Folks,
Entry into the squadron was less than grand alright,but once inside, I was accosted by an assorted set of goons with various
questions about name, school etc.On hearing about the school's
name, immediate query was about PI Muraleedharan, Jatinder singh(Lieut General now, I suppose)etc, a vigorous shake of the nut with the thought that they were probably popular across sqns and battalions,boy, how wrong I was!!
Guys, J Singh's schoolmate here, came the yell!!! A hard punch on the tummy followed with the order to get rolling pronto, and three others joining in to take extra care of me. So much for Jatinder, my ol' school senior and that too from a different Sqn and a diff Bn to boot, who had already passed out. Understand he was terror personified as Sarge and memory was not in short supply hereabouts.
Lesson two learnt--Never disclose your school,any kanyaputri patashala would do...that is if you valued your skin.
I was sent to the barber, who was more of a gardener….. A swish, swash, a chop-chop and a generous use of the lawn mower, Well,my head was ready in two mins flat, that wd have taken a minimum of 10 minutes in the civvy street. Shinde, the barber was standing aside and admiring his handiwork with total glee, whilst I didn't have the courage to look at myself in the mirror.
I probably was the last one for the barber and those goons of J singh’s fame were still around. On one of the hoodlum's query as to what took me so long, as the Thambi express was in the morn,I blurted the truth.....Oh, very smart was the reply.....No siree, before I could have the time to put my collar up or mentally thank Rajiv,another round of pummelling started ending with climbing the seventh heaven to hang on.
Lesson three---Never ever disclose the truth, if truth will skin
you....Boy, wasn’t I learning really fast around here!
Luckily, for me I didn't have to experience the ecstasy of the seventh heaven for long as all the first termers were mustered in the center lobby and the remainders were shooed off.
Rig... towels only, Event....Ceremonial march to the bath….
Ours was probably the last sqn and last course to follow this
practice.
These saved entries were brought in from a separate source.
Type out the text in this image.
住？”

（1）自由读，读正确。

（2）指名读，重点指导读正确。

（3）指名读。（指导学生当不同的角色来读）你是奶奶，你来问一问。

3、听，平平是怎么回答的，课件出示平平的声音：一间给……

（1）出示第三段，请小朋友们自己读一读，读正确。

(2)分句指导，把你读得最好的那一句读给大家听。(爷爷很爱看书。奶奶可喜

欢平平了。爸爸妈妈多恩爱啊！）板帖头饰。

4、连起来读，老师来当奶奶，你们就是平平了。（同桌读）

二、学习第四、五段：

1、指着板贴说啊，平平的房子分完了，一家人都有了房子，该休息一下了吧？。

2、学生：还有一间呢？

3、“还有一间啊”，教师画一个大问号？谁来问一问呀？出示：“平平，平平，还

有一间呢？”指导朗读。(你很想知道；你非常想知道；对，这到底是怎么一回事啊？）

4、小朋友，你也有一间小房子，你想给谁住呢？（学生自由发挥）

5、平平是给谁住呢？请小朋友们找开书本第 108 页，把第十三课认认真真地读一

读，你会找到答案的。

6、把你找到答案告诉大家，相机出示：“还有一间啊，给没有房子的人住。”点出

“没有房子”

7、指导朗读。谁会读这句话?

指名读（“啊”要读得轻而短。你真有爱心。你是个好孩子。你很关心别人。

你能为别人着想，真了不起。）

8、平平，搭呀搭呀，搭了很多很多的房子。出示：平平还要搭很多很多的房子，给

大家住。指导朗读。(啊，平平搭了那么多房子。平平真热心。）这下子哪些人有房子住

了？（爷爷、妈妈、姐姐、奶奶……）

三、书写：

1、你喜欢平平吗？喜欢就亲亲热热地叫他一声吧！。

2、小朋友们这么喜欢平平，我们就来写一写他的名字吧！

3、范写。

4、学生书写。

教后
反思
We were ordered off our towels and march off to the common bathrooms in the buff......To an outsider, it would look
repressive, no, siree me.... .There was no sexual angle involved, it was plain getting used to our own shame in the midst of our future
course mates/ colleagues/ brothers- in-arms and no spectators either
barring the DCC and the CSM (our foster parents).
The march, means there has to be a song to go with and song means a bit o' horsing around......
’Nanhe,Munhe bachhe tere Mutti mein kya hai(?),Mutti mein kya hai(?)’
Mutti mein hai Taqdeer hamara(!!),Taqdeer hamara(!!).. .
Went the chorus with appropriate actions and that I leave it to your
imagination as to what we the babies of the sqn had in our 'Mutti' that
was our 'Taqdeer' and how it must've proceeded and you could all laugh to your heart's content.
Now, the rest of the evening thru the night went into cleaning up
the cabins, bringin' it up to sparklin' condition, not ours......but all
those hoodlums' cabins who were kickin' us around till now (the ones who had their schoolmates were taking lift in their resp cabins and the two Bhutanese were spared which meant 90% went scot free).
Our own cabins remained the ever charming pigsty for a long time to come. Oh,Boy!! I missed the dinner,isn't, it?The yummies spread on the table and coming your way was nothing short of you turning into Pavlovian specimen.We, the Green horners, had all that and more,only the format was different. The Academy toast....... .A mixture of everything available on the table with a liberal dose of salt, stirred if you please....(James of the Bond fame,pardon me for borrowing your line) to a fine concoction. This is a cuisine one should experience in their lifetime.... ...There would be no requirement of dieting and will ne'er have constipation( food will refuse to go below the gullet, and you as a first termer have no choice but to send it down forcefully). First termer or not,nature has different views you see!!!What goes in, comes out the same way and probably much faster...... Well, there is a remedy too, water and gallons of it into your tummy.Guys,Dinner over!!!!
What next? Night PT. Both my CSM and SCC were those demo PT guys practicing around and we were to observe them and emulate them under Lancy Sundaram’s (scary lookin' guy ...even in broad daylight) guidance. You see we were to digest the dinner that never went in, in the first place. The DCC , was our savior, herded us back into the cabins at 2200hrs(but that was time sufficient for our cutie pie Sundaram to haul our asses over hot coals and balls fried to a crispy brown and he bid us a cheerful bye too with the promise of a morning pre-premuster at 0300hrs in front of his cabin)
Great ain't it? So much for the inaugural day, our academic session has not even begun.
I am sure others also would have had experiences on similar lines with only G sqn guys pipping every one else to the post. After all, weren’t they, the ones who gave me an insight into the fine art of sleeping ten minutes in a five minute break and sleeping whilst standing (sound effects inclusive).
This, I adapted later during my diving trainee and Instructor days, to sleep whilst floating in the water, and having catnaps during the limited breaks available, whilst renaming them with fancy words like Power sleep and Existence sleep etal.